The new standard is “to better effectuate the purposes of the (National Labor Relations) Act in the current economic landscape,” the NLRB said in a statement accompanying its ruling.

But the new standard potentially opens up any employer that hires contract employees for services to a host of liabilities, experts say.

“Employers now are exposed to contributing a lot more money to benefits if they are jointly employing,” said James Sconzo, a shareholder at law firm Carlton Fields Jorden Burt in Hartford, Connecticut. Because the definition of joint employer is “ill-defined,” he said, there's a “cascade of, I think, unintended consequences.”

Contract workers for small and large companies, including franchise workers, could now theoretically unionize to bargain for benefits and other terms of employment, he said. Of course, there would be an expensive legal fight before that happens, he said.

“This is going to open the door for collective bargaining for employee benefits and so much more,” Ms.
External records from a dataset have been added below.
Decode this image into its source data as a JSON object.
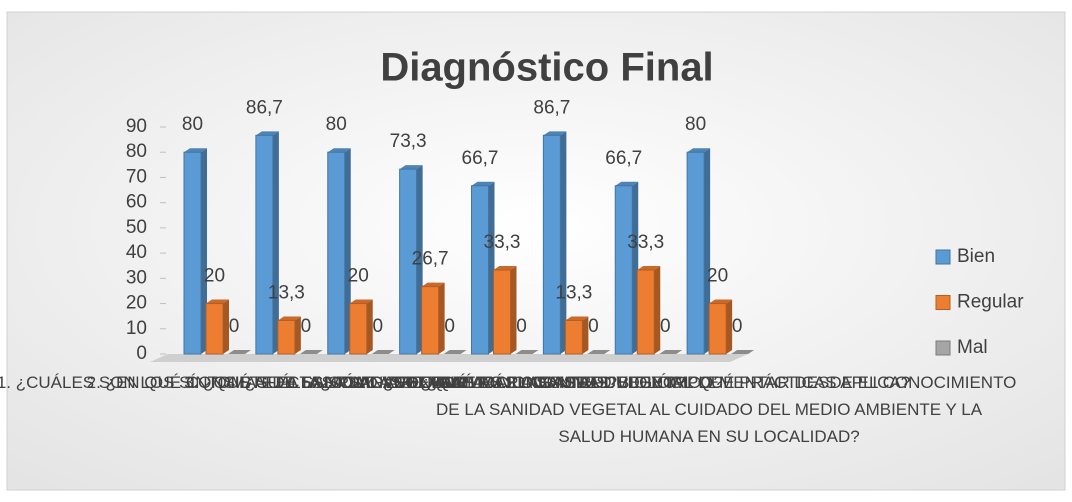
{
  "chart_data": {
    "type": "bar3d",
    "title": "Diagnóstico Final",
    "categories": [
      "1. ¿CUÁLES SON LOS SÍNTOMAS DE LAS PLAGAS?",
      "2. ¿EN QUÉ CONSISTE LA SANIDAD VEGETAL?",
      "3. ¿QUÉ AFECTA LA SANIDAD VEGETAL?",
      "4. ¿CUÁLES SON LAS PLAGAS MÁS COMUNES?",
      "5. ¿CÓMO AFECTAN LAS PLAGAS AL CULTIVO?",
      "6. ¿QUÉ ES EL CONTROL BIOLÓGICO?",
      "7. ¿CONFORME A LA SANIDAD VEGETAL QUÉ PRÁCTICAS APLICA?",
      "8. ¿QUÉ ACCIONES SE PUEDEN IMPLEMENTAR DESDE EL CONOCIMIENTO DE LA SANIDAD VEGETAL AL CUIDADO DEL MEDIO AMBIENTE Y LA SALUD HUMANA EN SU LOCALIDAD?"
    ],
    "series": [
      {
        "name": "Bien",
        "color": "#5b9bd5",
        "values": [
          80,
          86.7,
          80,
          73.3,
          66.7,
          86.7,
          66.7,
          80
        ],
        "value_labels": [
          "80",
          "86,7",
          "80",
          "73,3",
          "66,7",
          "86,7",
          "66,7",
          "80"
        ]
      },
      {
        "name": "Regular",
        "color": "#ed7d31",
        "values": [
          20,
          13.3,
          20,
          26.7,
          33.3,
          13.3,
          33.3,
          20
        ],
        "value_labels": [
          "20",
          "13,3",
          "20",
          "26,7",
          "33,3",
          "13,3",
          "33,3",
          "20"
        ]
      },
      {
        "name": "Mal",
        "color": "#a5a5a5",
        "values": [
          0,
          0,
          0,
          0,
          0,
          0,
          0,
          0
        ],
        "value_labels": [
          "0",
          "0",
          "0",
          "0",
          "0",
          "0",
          "0",
          "0"
        ]
      }
    ],
    "ylim": [
      0,
      90
    ],
    "yticks": [
      0,
      10,
      20,
      30,
      40,
      50,
      60,
      70,
      80,
      90
    ],
    "legend": "right"
  }
}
Roer agreed.

Browning-Ferris could appeal the NLRB's decision, but the ruling is “a clear indication that this is a path we're moving in,” Ms. Roer said. There's a trend of employers increasingly seen as responsible for individuals rendering work for the organization, regardless of “whose name appears on the paystub,” she said.

The decision “can lead down the road to benefit implications,” said Ben Conley, Chicago-based employee benefits attorney with Seyfarth Shaw L.L.P. However, “I don't think we're there yet,” he said.

While the U.S. Department of Labor and now the NLRB have taken a more expansive view on who the employer is, “the last shoe to drop will be the IRS,” Mr. Conley said, because the Internal Revenue Service drives most benefits considerations.

“If the IRS starts broadening the scope of who they consider to be your employees, then it's really going to change the landscape,” he said, because if parent companies are required to offer contract workers benefits “regardless of whether you hire them from a temporary staffing agency or not,” there is less of a reason to use a “middleman.”

That could cause “people to revisit … what their hiring practices are,” he said.